News

A Japanese Man Kept an 11-Foot Python as a Pet and It Just Went Missing

Reticulated pythons are not venomous, but can constrict their prey to death within minutes.
snake, japan, python
The missing python is 11-foot-long and weighs over 28 pounds. For illustrative purposes only. Photo: Andrew Lichtenstein/ Corbis via Getty Images

An 11-foot-long pet python escaped from a Japanese man’s home on Thursday in the country’s second-most populous city, prompting a search and sending shudders through the local community.

The snake was kept in a cage in a second-floor apartment in the Japanese city of Yokohama—or so its owner thought. When he went home on Thursday evening after work, the man found the cage door open and his pet, a 28-pound reticulated python, was gone, according to police in the Kanagawa prefecture.

Advertisement

“The window was a little open, so it might’ve escaped from there,” he said, Mainichi Shimbun reported.

Reticulated pythons are not venomous, but they are ambush predators and naturally hunt mammals. The pythons usually wait for prey to come within striking range, then seize it in its coils before constricting it to death. They can kill their prey within minutes. 

It does not normally hunt humans, but there have been reports of reticulated pythons eating people. A 25-year-old Indonesian farmer was swallowed whole in 2017.

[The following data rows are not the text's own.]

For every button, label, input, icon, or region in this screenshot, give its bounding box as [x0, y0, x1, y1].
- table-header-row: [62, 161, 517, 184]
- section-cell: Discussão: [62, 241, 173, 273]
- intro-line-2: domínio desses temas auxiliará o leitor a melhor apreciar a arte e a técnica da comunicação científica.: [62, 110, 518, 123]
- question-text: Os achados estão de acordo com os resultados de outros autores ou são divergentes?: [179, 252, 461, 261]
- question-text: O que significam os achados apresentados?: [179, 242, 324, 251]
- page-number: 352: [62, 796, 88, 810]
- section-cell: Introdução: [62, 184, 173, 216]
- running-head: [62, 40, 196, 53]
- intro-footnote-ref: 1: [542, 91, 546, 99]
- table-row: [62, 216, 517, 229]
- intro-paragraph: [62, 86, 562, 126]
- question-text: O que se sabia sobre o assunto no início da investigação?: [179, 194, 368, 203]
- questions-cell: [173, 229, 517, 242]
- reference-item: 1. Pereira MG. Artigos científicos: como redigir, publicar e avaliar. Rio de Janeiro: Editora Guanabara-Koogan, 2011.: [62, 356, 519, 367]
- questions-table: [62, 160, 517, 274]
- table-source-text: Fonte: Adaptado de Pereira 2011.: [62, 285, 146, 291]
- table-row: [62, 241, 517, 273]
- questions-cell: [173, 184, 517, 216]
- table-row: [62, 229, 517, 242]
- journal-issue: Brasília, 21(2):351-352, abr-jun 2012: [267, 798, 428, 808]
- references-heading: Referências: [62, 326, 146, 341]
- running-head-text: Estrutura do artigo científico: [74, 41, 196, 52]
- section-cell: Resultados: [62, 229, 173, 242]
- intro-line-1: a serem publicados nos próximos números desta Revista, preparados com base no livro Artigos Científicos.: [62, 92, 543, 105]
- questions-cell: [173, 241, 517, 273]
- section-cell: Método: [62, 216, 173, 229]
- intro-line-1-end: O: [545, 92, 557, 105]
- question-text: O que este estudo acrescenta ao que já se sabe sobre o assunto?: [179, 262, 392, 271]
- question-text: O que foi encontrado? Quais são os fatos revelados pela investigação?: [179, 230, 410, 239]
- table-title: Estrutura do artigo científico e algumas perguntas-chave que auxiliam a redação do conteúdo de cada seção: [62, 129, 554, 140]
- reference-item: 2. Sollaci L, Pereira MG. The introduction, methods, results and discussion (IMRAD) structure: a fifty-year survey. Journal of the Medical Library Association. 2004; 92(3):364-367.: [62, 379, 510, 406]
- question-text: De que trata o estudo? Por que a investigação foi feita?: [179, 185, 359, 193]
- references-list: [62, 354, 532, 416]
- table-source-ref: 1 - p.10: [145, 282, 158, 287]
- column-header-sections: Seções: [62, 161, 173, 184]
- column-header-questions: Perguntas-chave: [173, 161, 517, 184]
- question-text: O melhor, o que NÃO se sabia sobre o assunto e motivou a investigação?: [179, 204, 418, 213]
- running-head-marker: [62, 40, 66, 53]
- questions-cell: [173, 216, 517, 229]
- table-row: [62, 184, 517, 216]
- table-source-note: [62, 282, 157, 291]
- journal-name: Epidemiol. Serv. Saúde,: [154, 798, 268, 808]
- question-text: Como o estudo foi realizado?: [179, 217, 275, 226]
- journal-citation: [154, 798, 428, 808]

Local authorities have issued an emergency warning, asking people to stay away from grassy areas. A snake research and exhibition center has advised pet owners to take their pets indoors. 

The snake remained at large as of Friday evening and was one of the most searched topics nationally in Japan throughout the day, according to Google Trends.

“I’m so horrified. Small children could be swallowed whole. I can’t take my kids to the park,” one Twitter user said. 

“Pythons are 200 million times scarier than the coronavirus,” another user tweeted. 

The reticulated python is the world’s longest snake. Native to South and Southeast Asia, they can live up to 40 years. 

Advertisement

In 2017, a 25-year-old Indonesian farmer Akbar Salubiro was found in a 23-foot-long reticulated python. Salubiro had gone missing for a couple of days when the village police found a motionless python in a ditch near Salubiro’s family plantation. The snake’s belly was cut open and the man’s body was found inside.

Less than a year later, another reticulated python in Indonesia swallowed Wa Tiba, a 54-year-old woman, when she was checking on her vegetable garden. Her sandals and machete were found near the bloated python. 

To keep the reticulated python as a pet, the Yokohama man, who has not been identified, obtained a special license from the city government in 2017. According to the NHK, the man lives near a residential area about 1.2 miles from a train station. There’s also an elementary school nearby.